Issu du studio d’animation Mushi production à qui l’on doit les classiques Astro boy ou encore Belladonna et produit par la légendaire Nikkatsu, Yuki le secret de la montagne magique, réalisé au début des années 80, doit son intérêt principal à son scénario, d’une richesse plutôt dense pour une œuvre ouvertement destinée aux enfants. Considéré par certains comme étant l’ancêtre de Princesse Mononoke, ce manga animé nous plonge au cœur d’un Japon féodal, permettant de réactiver l’un des grands thèmes du cinéma japonais souvent brillamment illustrés par Akira Kurosawa : la lutte désespérée de pauvres paysans subissant les attaques de samouraïs et/ou de hors la loi. Avec bien sûr la dimension surnaturelle et animiste qui l’accompagne habilement intégrée à un cadre historique crédible. Yuki, vit au ciel avec ses grands parents qui veillent sur la terre. Le jour de ses 13 ans, elle est envoyée en mission sur terre pour ramener la paix dans le village saccagés et pillés par les brigands. Elle a un an pour rétablir l’ordre au risque d’être transformée en un ombre vent hurlant. Elle va aussi découvrir que les malheurs qui s’abattent sur les pauvres autochtones s’avèrent plus mystérieux que prévus. Adapté d’un conte de Ryusuke Saito, Yuki frappe par la richesse de son récit, les multiples rebondissements d’une histoire complexe qui mêle réflexion politique, envolée fantastique, conte philosophique et épopée guerrière dans la lignée de Sept samouraïs.
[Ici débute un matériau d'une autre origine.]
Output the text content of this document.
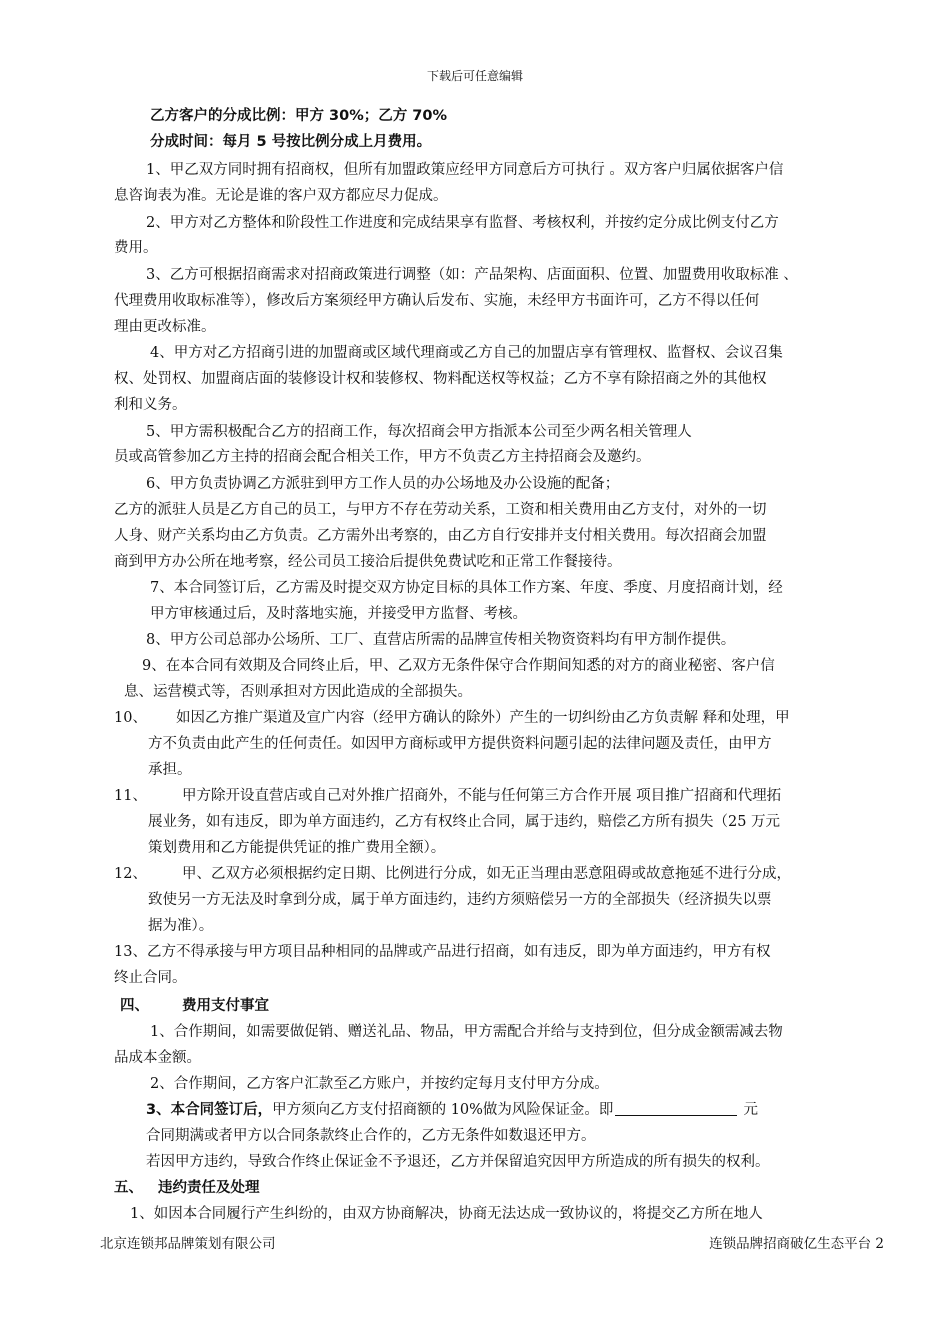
下载后可任意编辑
乙方客户的分成比例：甲方 30%；乙方 70%
分成时间：每月 5 号按比例分成上月费用。
1、甲乙双方同时拥有招商权，但所有加盟政策应经甲方同意后方可执行 。双方客户归属依据客户信
息咨询表为准。无论是谁的客户双方都应尽力促成。
2、甲方对乙方整体和阶段性工作进度和完成结果享有监督、考核权利，并按约定分成比例支付乙方
费用。
3、乙方可根据招商需求对招商政策进行调整（如：产品架构、店面面积、位置、加盟费用收取标准 、
代理费用收取标准等），修改后方案须经甲方确认后发布、实施，未经甲方书面许可，乙方不得以任何
理由更改标准。
4、甲方对乙方招商引进的加盟商或区域代理商或乙方自己的加盟店享有管理权、监督权、会议召集
权、处罚权、加盟商店面的装修设计权和装修权、物料配送权等权益；乙方不享有除招商之外的其他权
利和义务。
5、甲方需积极配合乙方的招商工作，每次招商会甲方指派本公司至少两名相关管理人
员或高管参加乙方主持的招商会配合相关工作，甲方不负责乙方主持招商会及邀约。
6、甲方负责协调乙方派驻到甲方工作人员的办公场地及办公设施的配备；
乙方的派驻人员是乙方自己的员工，与甲方不存在劳动关系，工资和相关费用由乙方支付，对外的一切
人身、财产关系均由乙方负责。乙方需外出考察的，由乙方自行安排并支付相关费用。每次招商会加盟
商到甲方办公所在地考察，经公司员工接洽后提供免费试吃和正常工作餐接待。
7、本合同签订后，乙方需及时提交双方协定目标的具体工作方案、年度、季度、月度招商计划，经
甲方审核通过后，及时落地实施，并接受甲方监督、考核。
8、甲方公司总部办公场所、工厂、直营店所需的品牌宣传相关物资资料均有甲方制作提供。
9、在本合同有效期及合同终止后，甲、乙双方无条件保守合作期间知悉的对方的商业秘密、客户信
息、运营模式等，否则承担对方因此造成的全部损失。
10、 如因乙方推广渠道及宣广内容（经甲方确认的除外）产生的一切纠纷由乙方负责解 释和处理，甲
方不负责由此产生的任何责任。如因甲方商标或甲方提供资料问题引起的法律问题及责任，由甲方
承担。
11、 甲方除开设直营店或自己对外推广招商外，不能与任何第三方合作开展 项目推广招商和代理拓
展业务，如有违反，即为单方面违约，乙方有权终止合同，属于违约，赔偿乙方所有损失（25 万元
策划费用和乙方能提供凭证的推广费用全额）。
12、 甲、乙双方必须根据约定日期、比例进行分成，如无正当理由恶意阻碍或故意拖延不进行分成，
致使另一方无法及时拿到分成，属于单方面违约，违约方须赔偿另一方的全部损失（经济损失以票
据为准）。
13、乙方不得承接与甲方项目品种相同的品牌或产品进行招商，如有违反，即为单方面违约，甲方有权
终止合同。
四、 费用支付事宜
1、合作期间，如需要做促销、赠送礼品、物品，甲方需配合并给与支持到位，但分成金额需减去物
品成本金额。
2、合作期间，乙方客户汇款至乙方账户，并按约定每月支付甲方分成。
3、本合同签订后，甲方须向乙方支付招商额的 10%做为风险保证金。即	元
合同期满或者甲方以合同条款终止合作的，乙方无条件如数退还甲方。
若因甲方违约，导致合作终止保证金不予退还，乙方并保留追究因甲方所造成的所有损失的权利。
五、 违约责任及处理
1、如因本合同履行产生纠纷的，由双方协商解决，协商无法达成一致协议的，将提交乙方所在地人
北京连锁邦品牌策划有限公司	连锁品牌招商破亿生态平台 2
La jeune héroïne tout vêtue de blanc, tel un ange descendu du ciel, est un beau personnage, auquel nos chers têtes blondes ou brunes vont immédiatement s’identifier. Au risque même d’être parfois terrorisé à mi parcours au moment où le long métrage bifurque vers une ambiance plus sombre et tortueuse lorsque les paysans ne sont plus assimilés à de pauvres victimes innocentes.
Le regard humaniste d’un Hayao Miyazaki ou d’un Isao Takahata aurait certainement apporté davantage de noirceur. Cette fable puisant son inspiration dans la mythologie japonaise se révèle malgré tout décevante, la faute revenant en premier lieu à une animation statique et une déficience graphique concernant les arrières plans, platement dessinés, sans aucune profondeur de champ, esquissant des décors plutôt pauvres, ne dépareillant pas des séries animées japonaises qui déferlaient sur les écrans dans les années 80. Pour apprécier Yuki il ne faudra pas faire preuve de trop d’exigence esthétique, tant il s’en tient aux canons esthétiques télévisuels, sans grande originalité de mise en scène : aucun mouvement de caméra, utilisation maladroite du zoom, peu de variétés d’échelle de plans.
Le réalisateur Tadashi Imai est surtout connu pour ses drames sociaux d’après guerre et les Contes cruels du Bushido qui obtint l’Ours d’or en 1963. Yuki le secret de la montagne magique est son incursion dans le domaine de l’animation. Peut-être s’est il senti peu à l’aise avec le cinéma épique où la mise en scène est essentielle pour diffuser un minimum d’émotions et de souffle. C’est bien ce qui manque à ce très honnête manga Yuki, le secret de la montagne magique, une vraie curiosité cependant, bel aperçu de l’animation japonaise de l’époque qui permet de mesurer l’évolution parcourue depuis, qui reste captivant par les thèmes qu’il dégage et le message qu’il véhicule. Il sort pour la première fois sur nos écrans.